Case no. 4: Another cut finger, this one belonging to a boy of 10 whose finger got caught in his bike chain. It was hard to tell if he hurt more because his fingertip was shredded or because his buddy the bike had turned on him. He would have been just another finger laceration but the smart nurse asked his mom about his family; turned out he was one of five kids whose dad – her husband – had been killed 18 months before in a car crash.
I sewed and we talked about how I was one of six kids whose dad also died suddenly, when I was about his age. He asked if we had turned out OK, and I said we did, after we struggled for a while. He asked if it still hurt to think about it, since I wasn’t a kid anymore, and I said “Yes, but not nearly so much as before.” We agreed the pain of losing your dad, although it never goes away, really does get better over time, though some days it hurts like a finger caught in a bike chain.
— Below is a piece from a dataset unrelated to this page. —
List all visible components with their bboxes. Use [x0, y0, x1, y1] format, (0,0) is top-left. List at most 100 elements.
After he left I thought, sometimes fixing a finger is just fixing a finger, but sometimes a doc gets lucky enough to also do a little mending of a wounded heart.
Case no. 5: Depressed and suicidal, drug overdose. There is perhaps no pain worse than that of the suicidal psyche, tortured as it is with the rack of depression and the thumb screws of hopelessness. Suicide is one of the most common causes of death in America, and is the heart attack of the mentally ill. ER docs fear true depression because every depressed patient who leaves the ER could come back suddenly and unexpectedly, done in by their own hand and dead on your ERwatch.
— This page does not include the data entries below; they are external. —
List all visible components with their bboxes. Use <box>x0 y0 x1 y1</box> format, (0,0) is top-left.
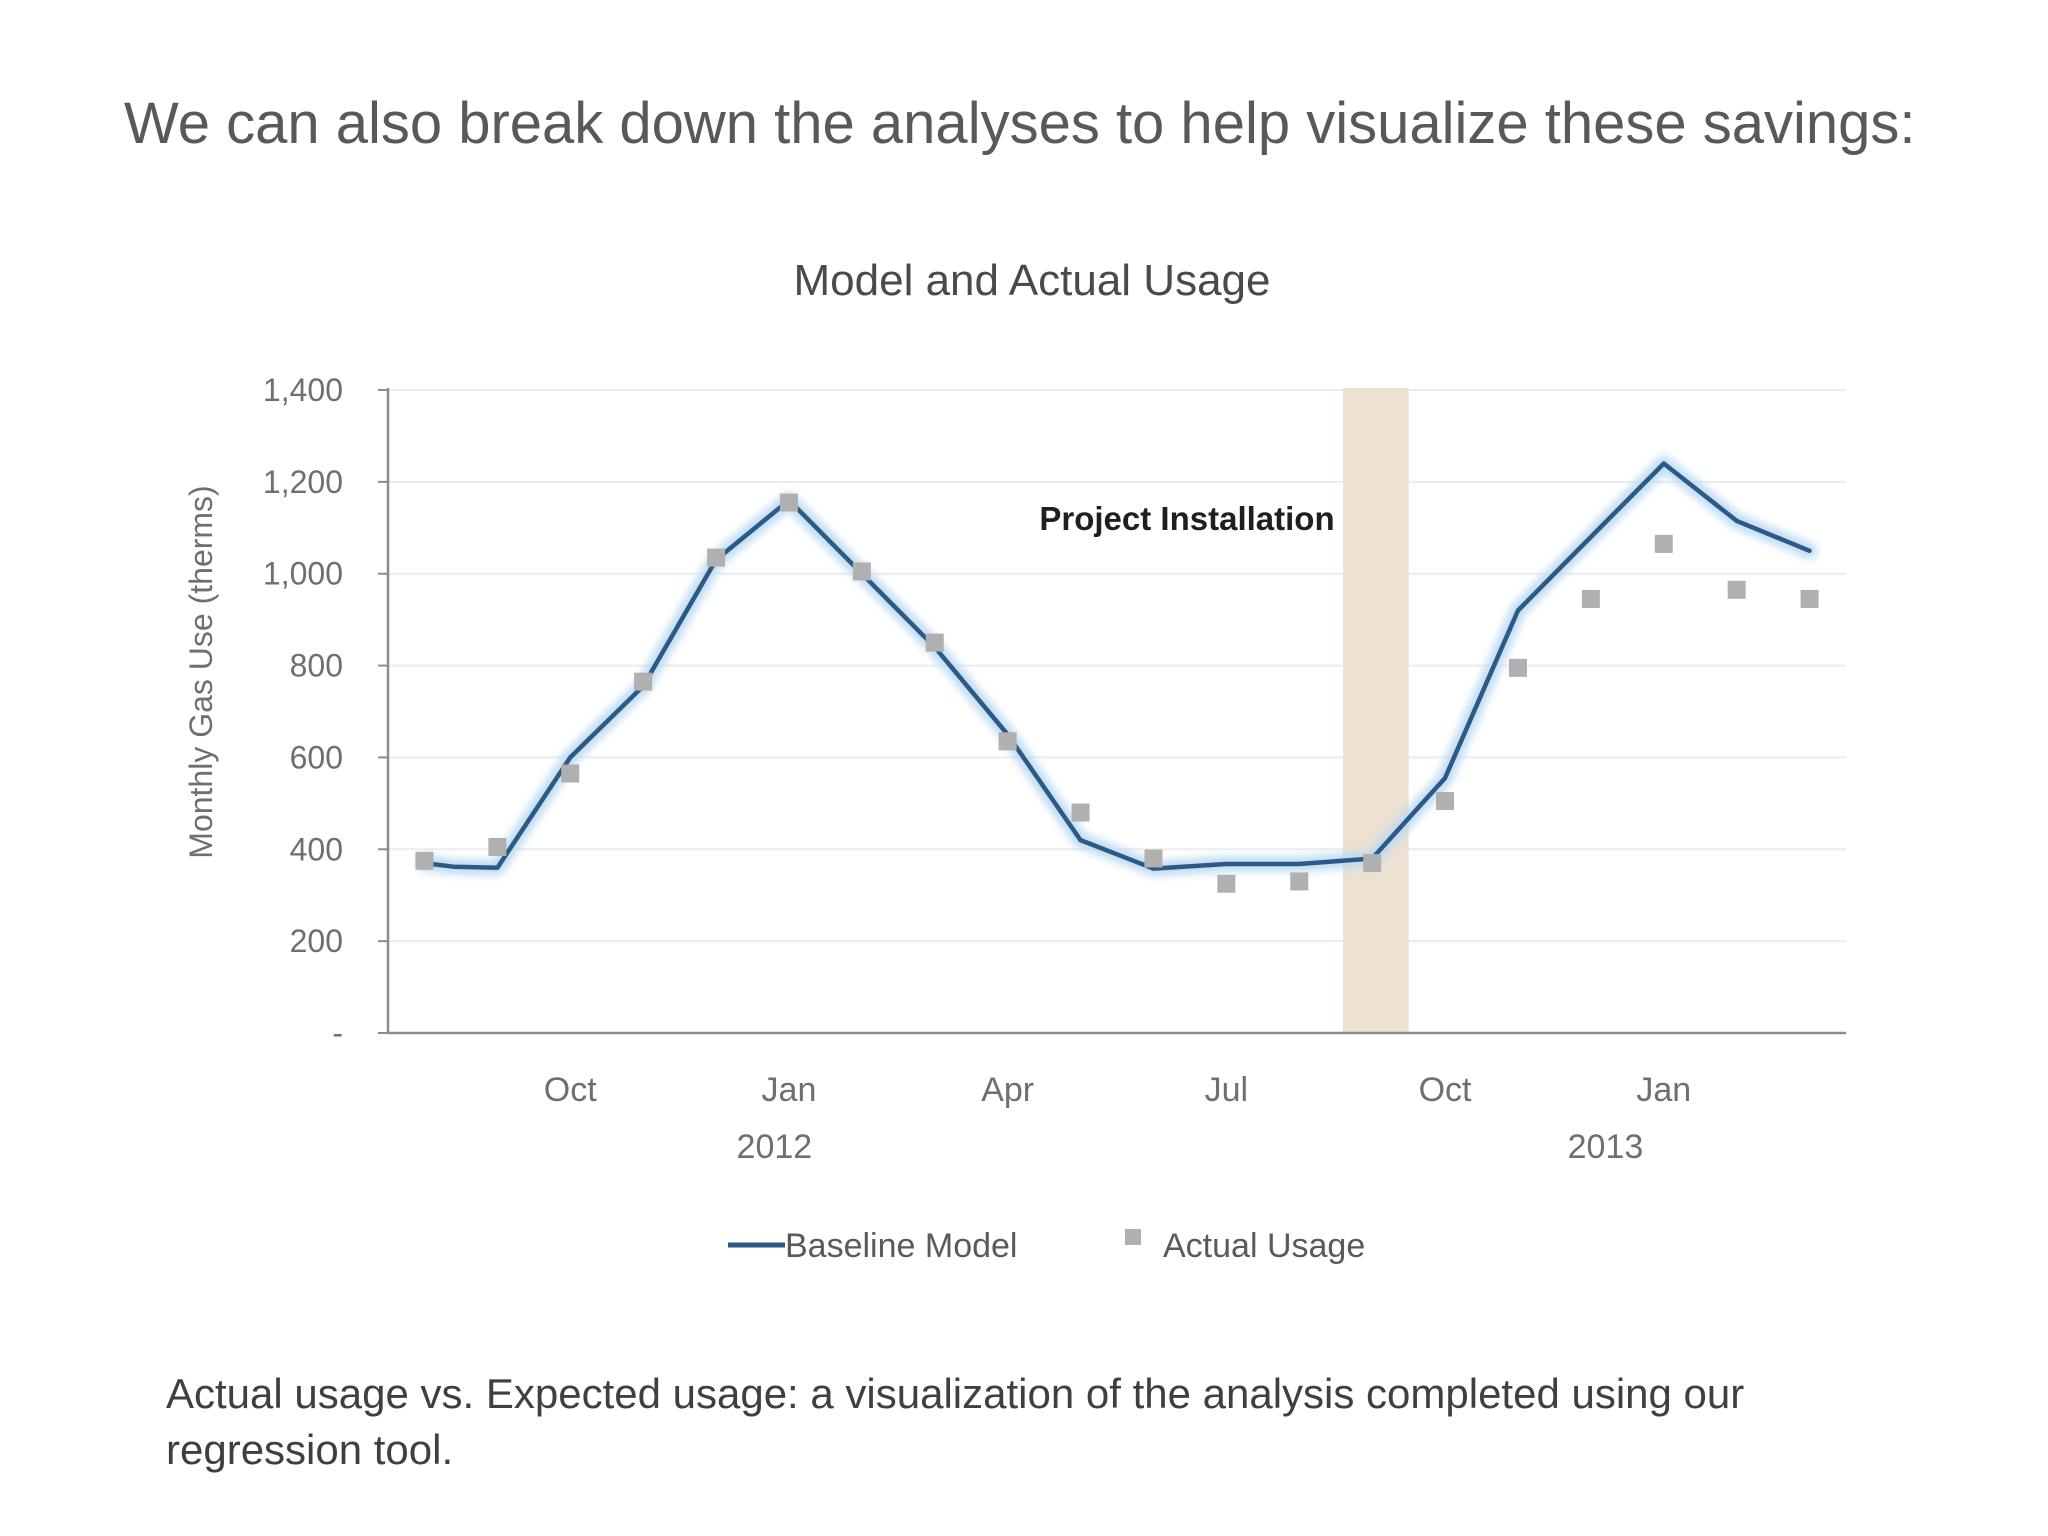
line-layer <box>416 455 1818 877</box>
caption: Actual usage vs. Expected usage: a visua… <box>166 1370 1745 1473</box>
actual-usage-point <box>925 633 944 652</box>
axis-layer <box>378 388 1846 1035</box>
y-tick-label: 600 <box>290 739 343 775</box>
y-tick-label: 1,200 <box>263 464 343 500</box>
actual-usage-point <box>1363 854 1382 873</box>
actual-usage-point <box>634 672 653 691</box>
baseline-model-line <box>422 461 1812 871</box>
label-layer: Model and Actual Usage - 200 400 600 800 1,000… <box>183 256 1691 1166</box>
actual-usage-point <box>707 548 726 567</box>
y-tick-label: - <box>332 1015 343 1051</box>
project-installation-band <box>1342 388 1409 1033</box>
project-installation-label: Project Installation <box>1039 500 1334 537</box>
y-axis-title: Monthly Gas Use (therms) <box>183 485 219 858</box>
y-tick-label: 1,000 <box>263 556 343 592</box>
actual-usage-point <box>1290 872 1309 891</box>
actual-usage-point <box>561 764 580 783</box>
x-tick-label: Jul <box>1205 1071 1248 1109</box>
x-tick-label: Apr <box>981 1071 1034 1109</box>
y-tick-label: 200 <box>290 923 343 959</box>
legend-actual-label: Actual Usage <box>1163 1227 1365 1265</box>
y-tick-label: 1,400 <box>263 372 343 408</box>
actual-usage-point <box>1508 658 1527 677</box>
actual-usage-point <box>779 493 798 512</box>
actual-usage-point <box>1071 803 1090 822</box>
actual-usage-point <box>1654 534 1673 553</box>
actual-usage-point <box>1217 874 1236 893</box>
x-year-label: 2012 <box>737 1128 813 1166</box>
legend-actual-swatch <box>1125 1229 1141 1245</box>
legend-layer: Baseline Model Actual Usage <box>728 1227 1365 1265</box>
actual-usage-point <box>998 732 1017 751</box>
actual-usage-point <box>1581 589 1600 608</box>
actual-usage-point <box>488 837 507 856</box>
x-tick-label: Oct <box>544 1071 597 1109</box>
x-year-label: 2013 <box>1568 1128 1644 1166</box>
band-layer <box>1342 388 1409 1033</box>
actual-usage-point <box>852 562 871 581</box>
actual-usage-point <box>1727 580 1746 599</box>
x-tick-label: Jan <box>762 1071 817 1109</box>
headline: We can also break down the analyses to h… <box>124 91 1916 156</box>
point-layer <box>415 493 1819 893</box>
legend-baseline-label: Baseline Model <box>785 1227 1017 1265</box>
y-tick-label: 400 <box>290 831 343 867</box>
chart-title: Model and Actual Usage <box>794 256 1271 305</box>
x-tick-label: Oct <box>1419 1071 1472 1109</box>
actual-usage-point <box>415 851 434 870</box>
x-tick-label: Jan <box>1636 1071 1691 1109</box>
actual-usage-point <box>1800 589 1819 608</box>
actual-usage-point <box>1436 792 1455 811</box>
actual-usage-point <box>1144 849 1163 868</box>
y-tick-label: 800 <box>290 648 343 684</box>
Case no. 6: “I can’t poop, and I haven’t moved my darn bowels for five days!” Physicians call that constipation, but when you are an 82-year-old woman in misery because your colon has gone anal retentive, the word “constipation” just does not adequately convey how you really feel. (Probably nothing printable in a family newspaper would.) Old age is a miserable SOB when it conspires to screw up simple, important things your body used to do without a second thought. It used to produce a good BM every day or so, let you walk without pain and stand up straight, and sleep through the whole night without getting up to pee. When the body gets old it seems to turns on you, like a favorite bike that chews your finger. Simple bodily things going awry also remind us that living alone and old makes one feel doubly vulnerable, like being alone and female when the car tire goes flat at night.
Case no. 7: Eighty-nine-year-old with belly pain. I hope I look that good at 89, I thought as I palpated the four quadrants of her abdomen. “You must be a low-mileage model,” I told her. When I pushed on the area over her gall bladder area her eyes flashed in pain, and, sure enough, the CAT scan shows gallstones. The pain soon resolved with IV pain medication, and she was ready to go home but for a small problem; her 92-year-old husband of 70 years still drove but not at night. Friends had to be fetched to fetch her, and while she waited I asked for her secret of staying happily married to a guy for 70 years. “He does the dishes and I laugh at his jokes,” she revealed.
Every night I work in the ER, if I take two seconds to look beyond the disease and the blood and the yuck, I learn something important. But the dishes! Did it have to be the dishes?
Erik Steele, D.O., a physician in Bangor, is chief medical officer of Eastern Maine Healthcare Systems and is on the staff of several hospital emergency rooms in the region.